''yüreğime dokundurdun aşkın ateş misali parmaklarını...''
canımdan kopardın Seni..
Aşk'ın çilehanesinde ateşten örülmüş duvarlara yasladım takatsiz bedenimi..
yokluğun kor ipliklerle yamanmış derviş hırkası sayki
yarelere yar eyledi tenimi....
yağmur bulutları sığınmış bu mevsim gökkubbenin gözlerine
rüzgarların saçlarından tuttum bak
sa/vursana hadi gölgemi ötelere
gruruma hiybe şimdi gözyaşlarım
sabrı katık ettim yüreğime
güneşin gözlerine sürme çektimde
bir senin gözlerinde tutuşan kandilleri yar diye satamadım gökyüzüne...

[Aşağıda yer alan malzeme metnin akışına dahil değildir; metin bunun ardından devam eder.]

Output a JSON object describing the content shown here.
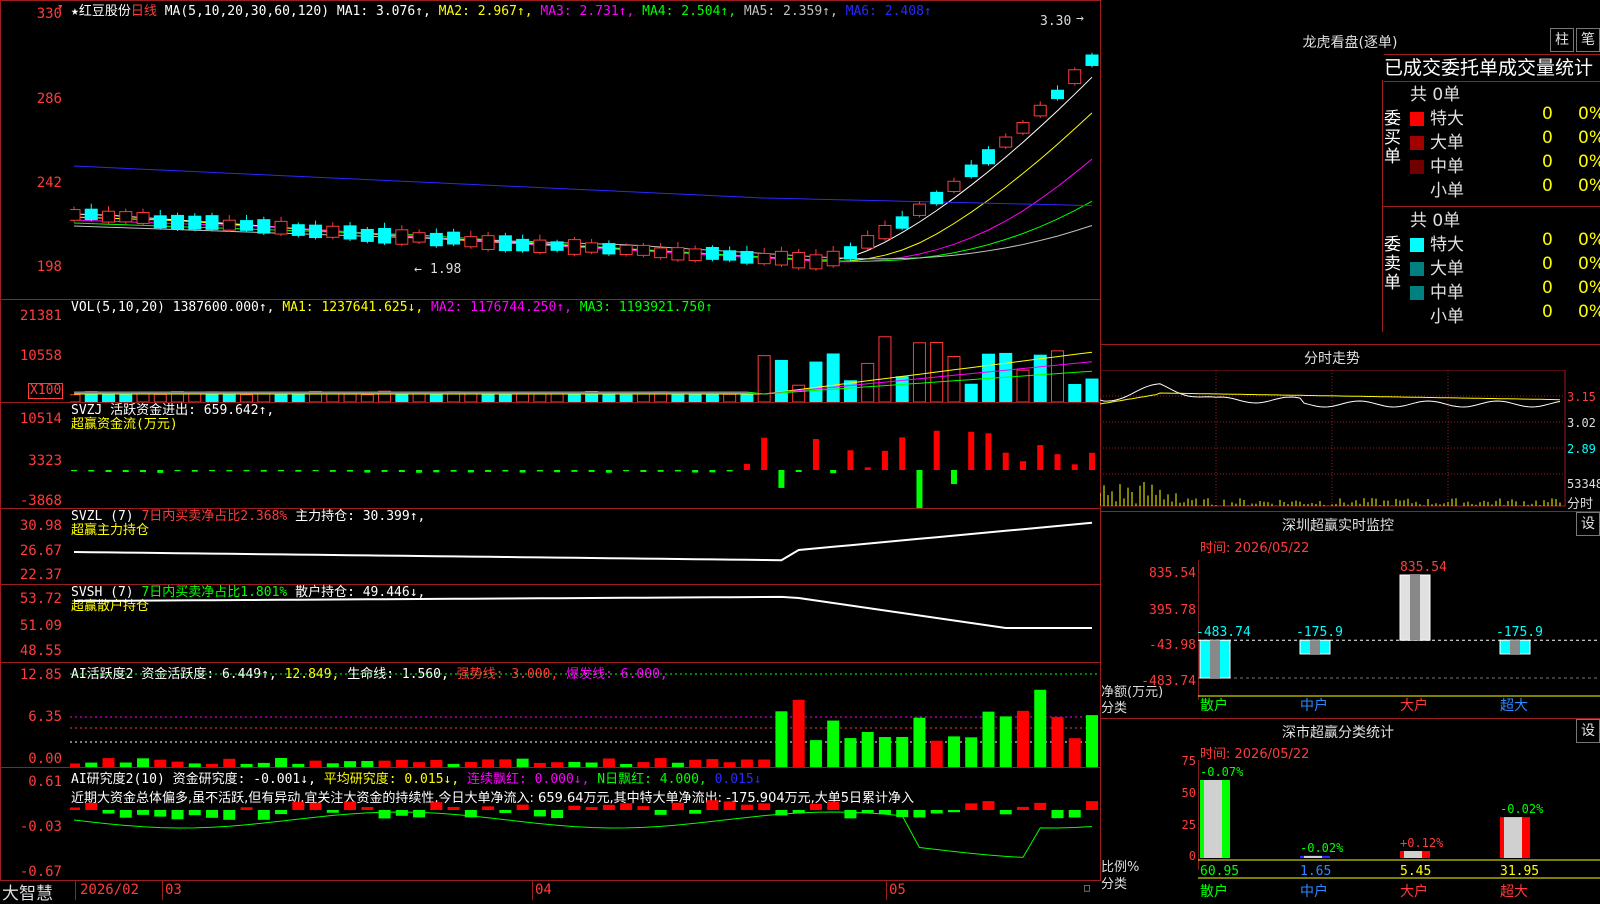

satır satır indin gözlerime
Aşk'ın ruhuna dokunmuş besteler bulaştı sözlerime...
söylsene bu kaçıncı çetele atışım yüreğime
sevda saymakla tüketmiyorki günleri..
Yıl ekliyor ayların üstüne...
Aşk'ın gölgesinde soluklanan derviş misali nefes nefes dolsursana seni ciğerlerime...
Sen kalemi yüreğinde dillen(dir)en
kelama boyun bük(tür)en edebi-i nezih
sil(me) beni hece hece...
anlat snei bana yada sus(ma) sus(ma)ki
acıka acıka anlatsın aşk hikayesini
ilk harfi sen hadi bul getir son harfi
çık artık ortaya nerdeysen..
Aşk saraylarının sütunları çoktan kalbime çöktü
göçük altında kaldı yüreğim
unutmak kadar hatırladım seni
mezar-ı nisyan dahi anımsatmadı
''son harfi yitirilmiş sevda(nın) unutulması gerekti(ğini)''
Bak gözlerimi yumdumda nazarını ziyarete geldim
bakışların berk-i nigah yıldırımlar düşürüyor gözlerime
gözyaşım yarin damarlarından ılık ılık sızıyor sükunete
kapat şimdi kapılarını nesl-i hazır ayrılıkları
pencere aralıklarını aşk la doldur
diline mühür vur sevdanın vur ki şeytan (ay)artmasın
ebkem olsun sevda
arz-ı veda diline ya/saklansın...
ayrılığın zimmetine mülk eyleme aşkı
elden düşme sevdalar misali har vurup harman savurur
ben aşkı yüreğinden öpmeye kıyamazken
ayrılık sevdanın şahdamarına vurur....
fecr-i emelimde aşkla tutuşturulmuş kandillerle yazılı ismin
bak yıldızları bile ruh-u bizar eyledi gelmeyişin
Üfle(me) hadi söndür(me) ruhumda can çekişen mum alevini
ellerinle karanlığa göm(me) beni
neğme nağme bestele hüznümü
titreyen bir hüzzam kopar sevdanın sol yanından
bak parmak(lık)larım pas tutmuş çoktan
ayrılığı def et artık sevdanın ölüm kokan yatağından
gökkuşağının renklerinden vaz/geçtim bak
artık kefenime bağlanan kuşağımın siyahısın
iki nefes kaldı ölüme, biri kelam-ı Hak
küsermi Azrail ömürden bir nefes sevda çalsak....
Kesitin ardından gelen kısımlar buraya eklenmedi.